祝鳶半晌沒有回答,池景行轉身打算離開,卻聽見她在身後響起的聲音。
「池景行,你為什麼對我這麼好?」
這是她第二次問出這個問題,即便第一次他的回答讓她感到很難堪,她還是問出來了。
她不是心裡能藏事的性格,否則幾年前,她也不會在發現了賀嶼公司不對勁時,那麼快被賀嶼察覺出了端倪。
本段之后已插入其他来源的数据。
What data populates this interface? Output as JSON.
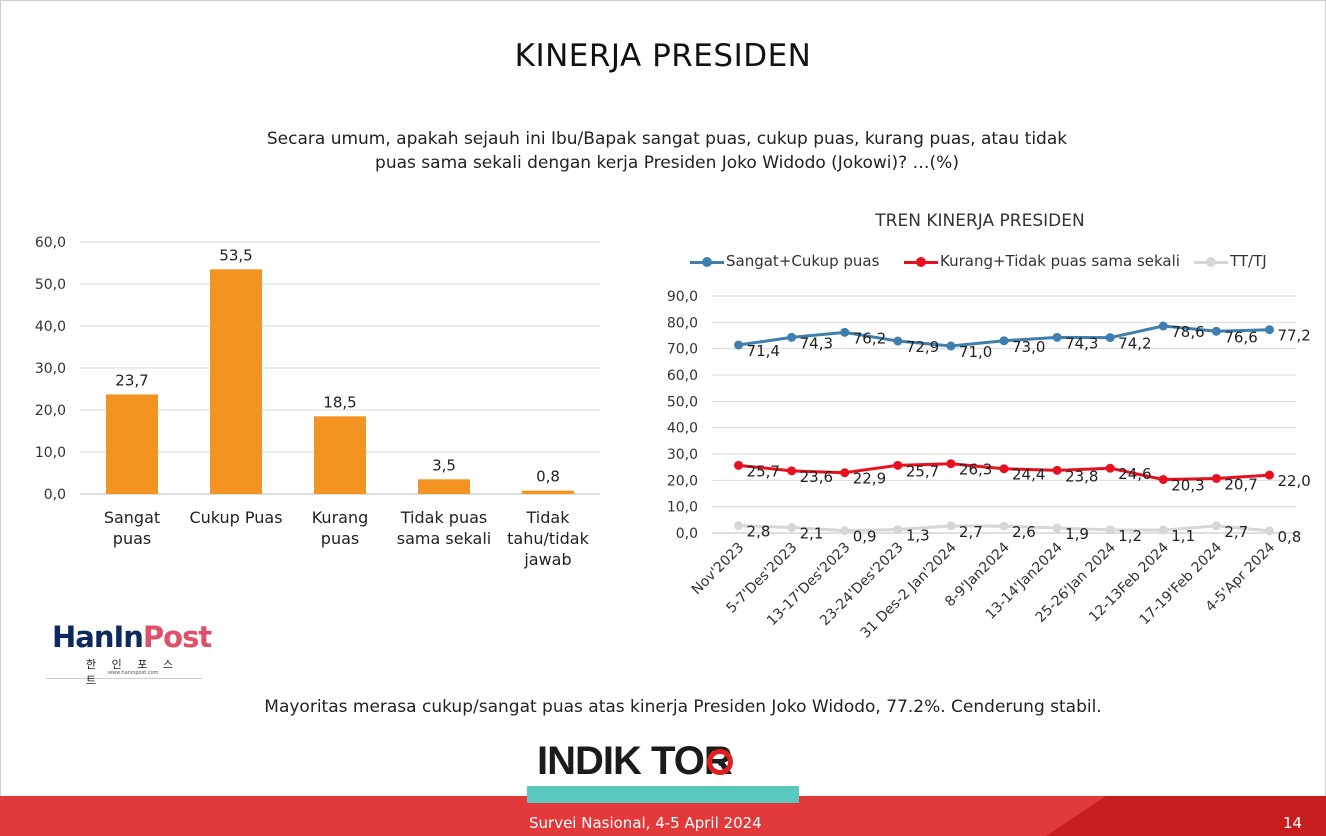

她承認自己很沒出息,但她就是迫切地想要知道一個答案。
可池景行只是顧左右而言他:「順手的事情罷了,祝小姐,你是沒有人對你好過嗎?」
祝鳶一時之間無話可說。
池景行默了默,什麼也沒再說,走出了病房。
離開醫院之前,他去了一趟主任醫生辦公室,要了一份祝鳶的受傷情況診斷書。
然後,他報了警。t
坐在警察局裡看著被幾個警察帶來的林晨,林晨顯然什麼情況也不知道,一臉懵逼又害怕,在看見池景行的時候,林晨的腿軟了軟。
「池總……池總,您怎麼在這?」
池景行直接把幾張診斷書甩在了林晨的面前。
林晨躲閃了一下,從地上撿起診斷書,慢慢地,他的臉越來越白,雙手也開始不自覺地顫抖。
「池總,肯定有誤會……肯定不是我……我當時怎麼可能這麼用力……」
警察立馬問道:「所以你是承認,當時的確動手傷害了別人是嗎?」
「是……不是……不是!是她先動手打我的,在場所有同學都可以證明!是祝鳶先動手的!」
池景行冷冷地看著他:「是麼,那請你拿出祝鳶傷害你的證據來,你可以去醫院做一個傷情鑑定,費用我出。」
林晨一時之間無言,祝鳶的力氣能有多大,這都過了幾天了,臉上怎麼可能還有傷痕。
他看著池景行一副要追責到底的神情,知道光是求饒已經沒什麼辦法了,只能對著警察說道:「我要求請律師。」
半個小時後,一輛紅色的法拉利駛來,停在警察局外面的臨時停車位上。
從車上下來兩個女人,很快走進了警察局。
其中一個女人,正是蘇梨。
蘇梨看見池景行明顯一愣:「阿景,你怎麼在這?」
池景行抬眼看了蘇梨一眼,又看向蘇梨旁邊的女人。
他似乎有點兒印象,是蘇梨曾經大學時關係不錯的朋友,畢業以後做了律師,蘇梨當初想讓這個女人進入池氏的法務部工作,池景行覺得她能力不夠,沒有同意。
蘇梨看了看池景行,又看了看已經害怕得瑟瑟發抖快要站不穩的林晨,差不多明白了怎麼回事兒。
趁著好友和林晨交談的功夫,蘇梨也把池景行叫了出去。
她遞給池景行一支女士香菸,池景行沒接,她便自己點燃,吸了一口。